The National Development and Reform Commission, China's top macroeconomic planner, recently released an updated negative list for foreign investment removing restrictions on Chinese majority shareholdings for overseas capital in the construction and operation of power grid infrastructure.
"Removing the equity ratio limit of foreign investment in power grids is a major move for China to expand the opening of the infrastructure construction field," Li Junfeng, a member of China's National Energy Advisory Council, told Yicai Global.
If foreign-controlled power grid enterprises are present in the country, competition between Chinese and foreign power grid companies will increase, said Zeng Ming, director of a research center at North China Electric Power University. This will help promote reforms of the internal management system of state-owned power grid enterprises, and the government's industry management policies may also change.

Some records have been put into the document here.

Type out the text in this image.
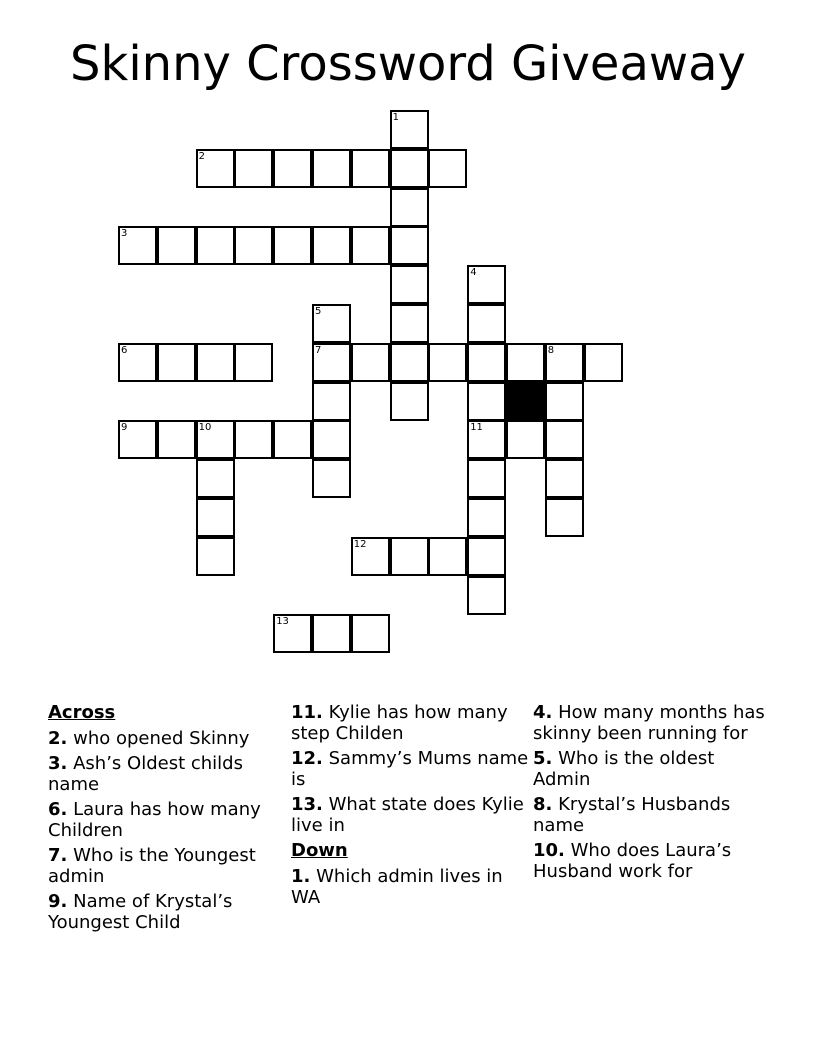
Skinny Crossword Giveaway
1
2
3
4
5
7
6	8
9	10	11
12
13
Across
2. who opened Skinny
3. Ash’s Oldest childs name
6. Laura has how many Children
7. Who is the Youngest admin
9. Name of Krystal’s Youngest Child
11. Kylie has how many step Childen
12. Sammy’s Mums name is
13. What state does Kylie live in
Down
1. Which admin lives in WA
4. How many months has skinny been running for
5. Who is the oldest Admin
8. Krystal’s Husbands name
10. Who does Laura’s Husband work for
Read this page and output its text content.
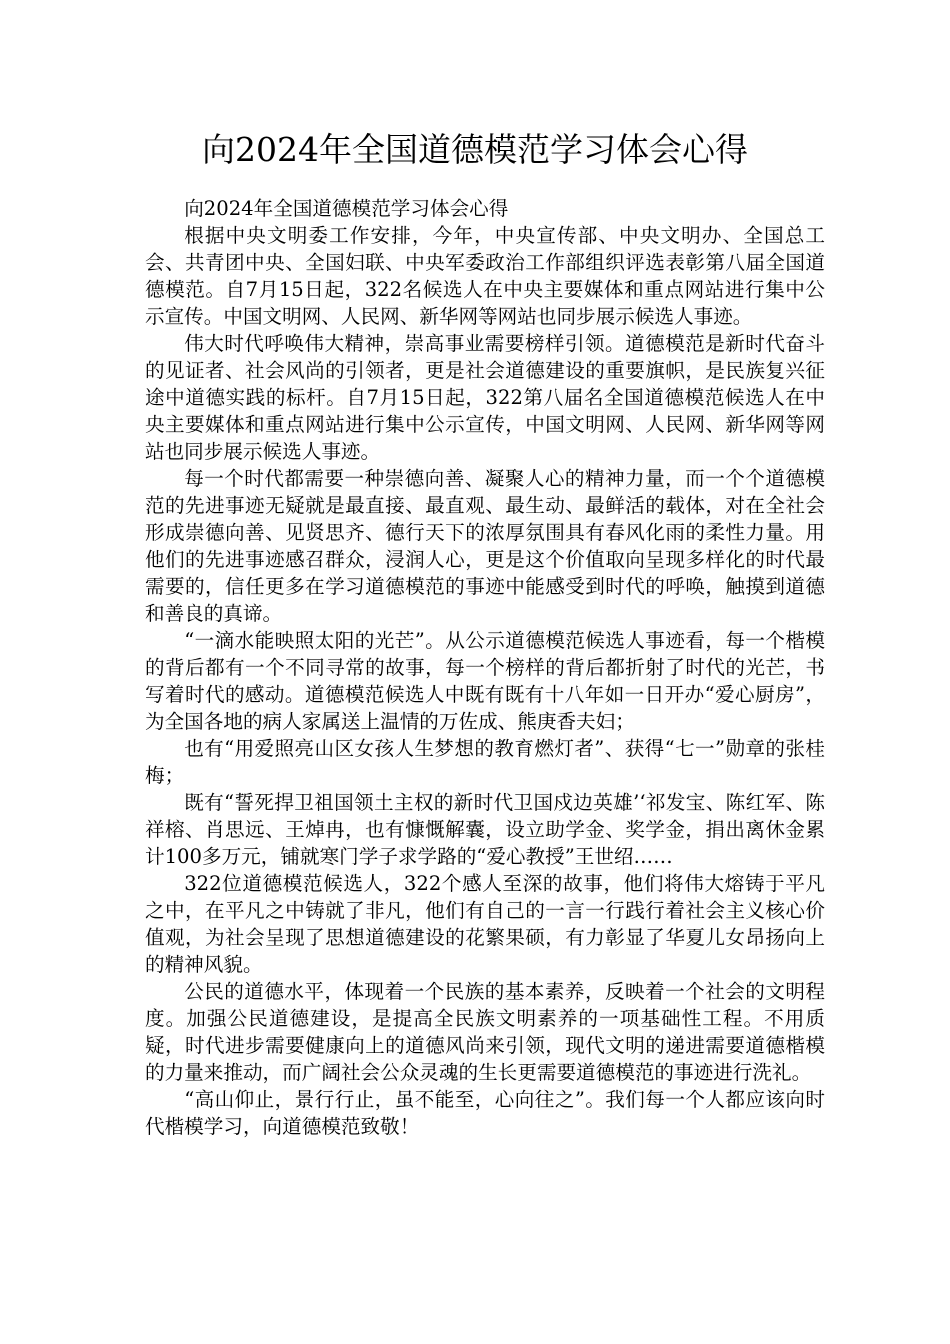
向2024年全国道德模范学习体会心得

向2024年全国道德模范学习体会心得

根据中央文明委工作安排，今年，中央宣传部、中央文明办、全国总工会、共青团中央、全国妇联、中央军委政治工作部组织评选表彰第八届全国道德模范。自7月15日起，322名候选人在中央主要媒体和重点网站进行集中公示宣传。中国文明网、人民网、新华网等网站也同步展示候选人事迹。

伟大时代呼唤伟大精神，崇高事业需要榜样引领。道德模范是新时代奋斗的见证者、社会风尚的引领者，更是社会道德建设的重要旗帜，是民族复兴征途中道德实践的标杆。自7月15日起，322第八届名全国道德模范候选人在中央主要媒体和重点网站进行集中公示宣传，中国文明网、人民网、新华网等网站也同步展示候选人事迹。

每一个时代都需要一种崇德向善、凝聚人心的精神力量，而一个个道德模范的先进事迹无疑就是最直接、最直观、最生动、最鲜活的载体，对在全社会形成崇德向善、见贤思齐、德行天下的浓厚氛围具有春风化雨的柔性力量。用他们的先进事迹感召群众，浸润人心，更是这个价值取向呈现多样化的时代最需要的，信任更多在学习道德模范的事迹中能感受到时代的呼唤，触摸到道德和善良的真谛。

“一滴水能映照太阳的光芒”。从公示道德模范候选人事迹看，每一个楷模的背后都有一个不同寻常的故事，每一个榜样的背后都折射了时代的光芒，书写着时代的感动。道德模范候选人中既有既有十八年如一日开办“爱心厨房”，为全国各地的病人家属送上温情的万佐成、熊庚香夫妇；

也有“用爱照亮山区女孩人生梦想的教育燃灯者”、获得“七一”勋章的张桂梅；

既有“誓死捍卫祖国领土主权的新时代卫国戍边英雄’‘祁发宝、陈红军、陈祥榕、肖思远、王焯冉，也有慷慨解囊，设立助学金、奖学金，捐出离休金累计100多万元，铺就寒门学子求学路的“爱心教授”王世绍……

322位道德模范候选人，322个感人至深的故事，他们将伟大熔铸于平凡之中，在平凡之中铸就了非凡，他们有自己的一言一行践行着社会主义核心价值观，为社会呈现了思想道德建设的花繁果硕，有力彰显了华夏儿女昂扬向上的精神风貌。

公民的道德水平，体现着一个民族的基本素养，反映着一个社会的文明程度。加强公民道德建设，是提高全民族文明素养的一项基础性工程。不用质疑，时代进步需要健康向上的道德风尚来引领，现代文明的递进需要道德楷模的力量来推动，而广阔社会公众灵魂的生长更需要道德模范的事迹进行洗礼。

“高山仰止，景行行止，虽不能至，心向往之”。我们每一个人都应该向时代楷模学习，向道德模范致敬！
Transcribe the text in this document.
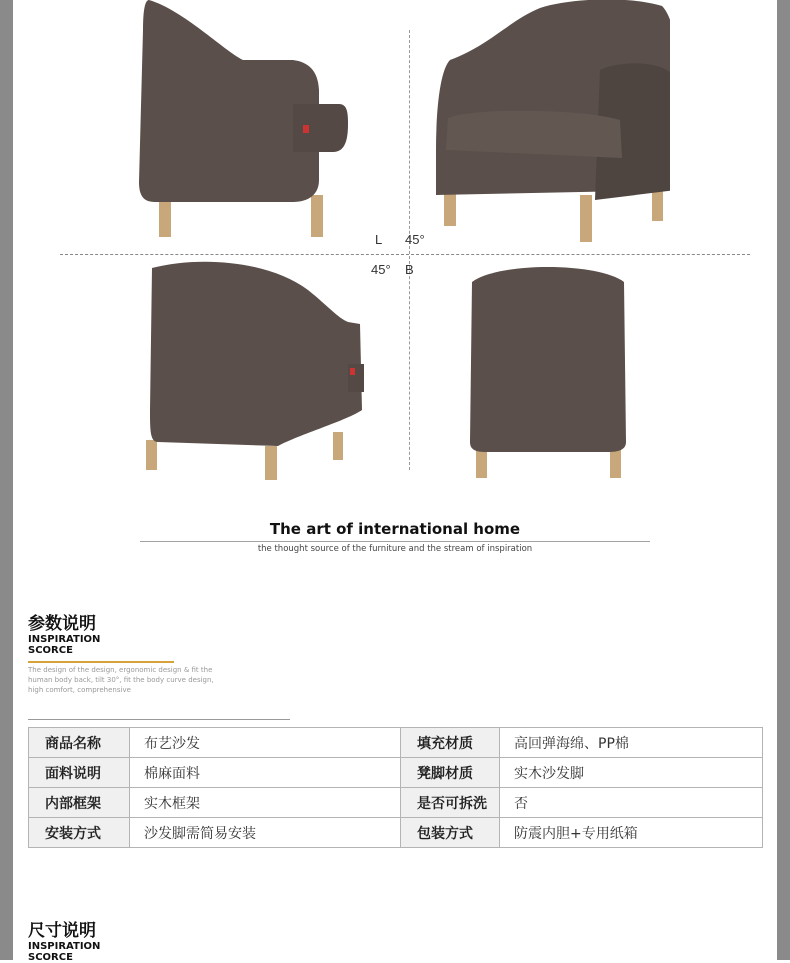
L 45°
45° B
The art of international home
the thought source of the furniture and the stream of inspiration
参数说明
INSPIRATION
SCORCE
The design of the design, ergonomic design & fit the human body back, tilt 30°, fit the body curve design, high comfort, comprehensive
商品名称	布艺沙发	填充材质	高回弹海绵、PP棉
面料说明	棉麻面料	凳脚材质	实木沙发脚
内部框架	实木框架	是否可拆洗	否
安装方式	沙发脚需简易安装	包装方式	防震内胆+专用纸箱
尺寸说明
INSPIRATION
SCORCE
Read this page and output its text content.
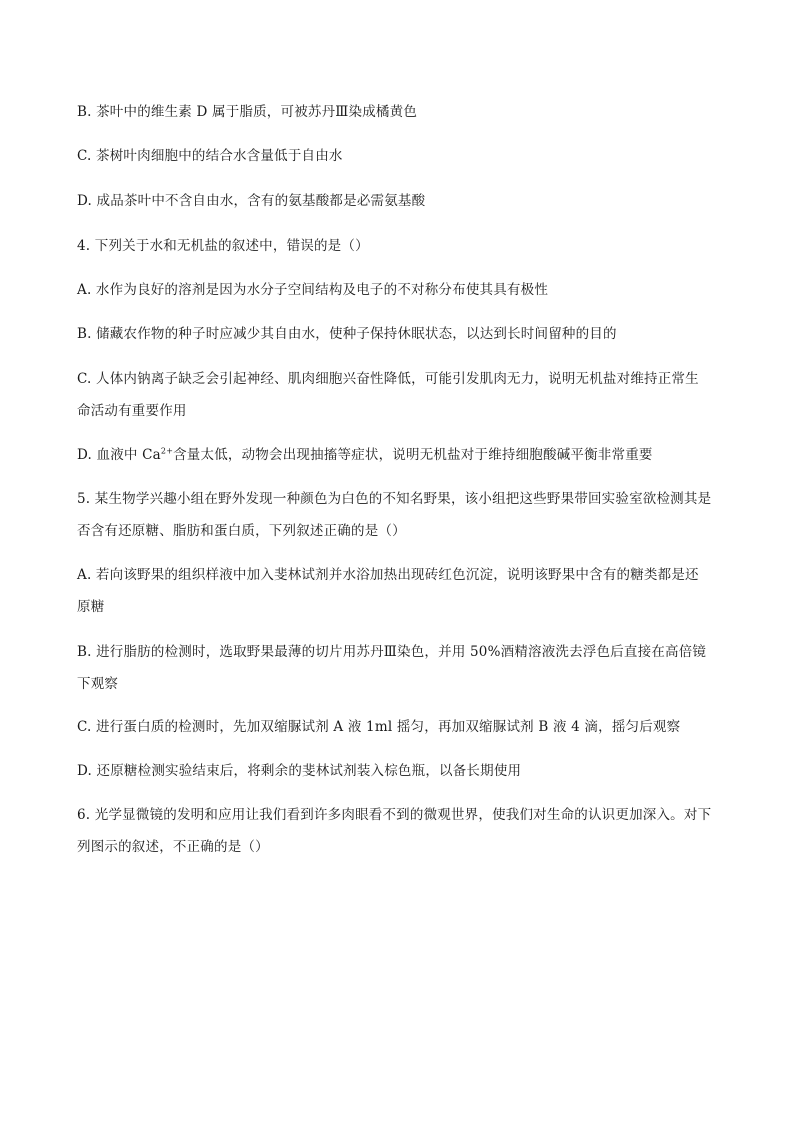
B. 茶叶中的维生素 D 属于脂质，可被苏丹Ⅲ染成橘黄色
C. 茶树叶肉细胞中的结合水含量低于自由水
D. 成品茶叶中不含自由水，含有的氨基酸都是必需氨基酸
4. 下列关于水和无机盐的叙述中，错误的是（）
A. 水作为良好的溶剂是因为水分子空间结构及电子的不对称分布使其具有极性
B. 储藏农作物的种子时应减少其自由水，使种子保持休眠状态，以达到长时间留种的目的
C. 人体内钠离子缺乏会引起神经、肌肉细胞兴奋性降低，可能引发肌肉无力，说明无机盐对维持正常生
命活动有重要作用
D. 血液中 $Ca^{2+}$含量太低，动物会出现抽搐等症状，说明无机盐对于维持细胞酸碱平衡非常重要
5. 某生物学兴趣小组在野外发现一种颜色为白色的不知名野果，该小组把这些野果带回实验室欲检测其是
否含有还原糖、脂肪和蛋白质，下列叙述正确的是（）
A. 若向该野果的组织样液中加入斐林试剂并水浴加热出现砖红色沉淀，说明该野果中含有的糖类都是还
原糖
B. 进行脂肪的检测时，选取野果最薄的切片用苏丹Ⅲ染色，并用 50%酒精溶液洗去浮色后直接在高倍镜
下观察
C. 进行蛋白质的检测时，先加双缩脲试剂 A 液 1ml 摇匀，再加双缩脲试剂 B 液 4 滴，摇匀后观察
D. 还原糖检测实验结束后，将剩余的斐林试剂装入棕色瓶，以备长期使用
6. 光学显微镜的发明和应用让我们看到许多肉眼看不到的微观世界，使我们对生命的认识更加深入。对下
列图示的叙述，不正确的是（）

Removing the restrictions on the foreign equity ratio will help to expand investment and financing channels for power grid construction, while also increasing the transparency of investment returns or investment costs for power grid enterprises, Li said.
The move will also aid the establishment of a reasonable transmission and distribution price. From a long-term perspective, it can achieve the efficient use of state-owned assets, Li added.
"The biggest difficulty facing foreign investors is how to enter," Li said, adding that with the presence of behemoths such as the State Grid and China Southern Power Grid, finding the right entry point and gradually expanding investment scales will be the first issue for foreign capital to solve.
Li believes that there are three possible ways for foreign enterprises participation in the Chinese power grid market. They could join hands with local state-owned enterprises or large private firms to build local distribution networks, construct inter-regional transmission channels or independently make investments in the construction of distributed micro-networks.
It is widely believed in the industry that distribution network projects represent a market worth hundreds of billions of yuan.
Foreign capital has already successfully joined forces with Chinese companies to enter the local power market. For example, Liangjiang Changxing Electric Power and Energias de Portugal have already worked together in the supply of market-oriented retail power, distribution network construction as well as distributed energy in China.
More similar cooperation projects are expected in the future. Foreign participation in the construction and operation of China's power grid will not affect China's energy security, a number of industry insiders told Yicai Global, adding that it will actually bring benefits.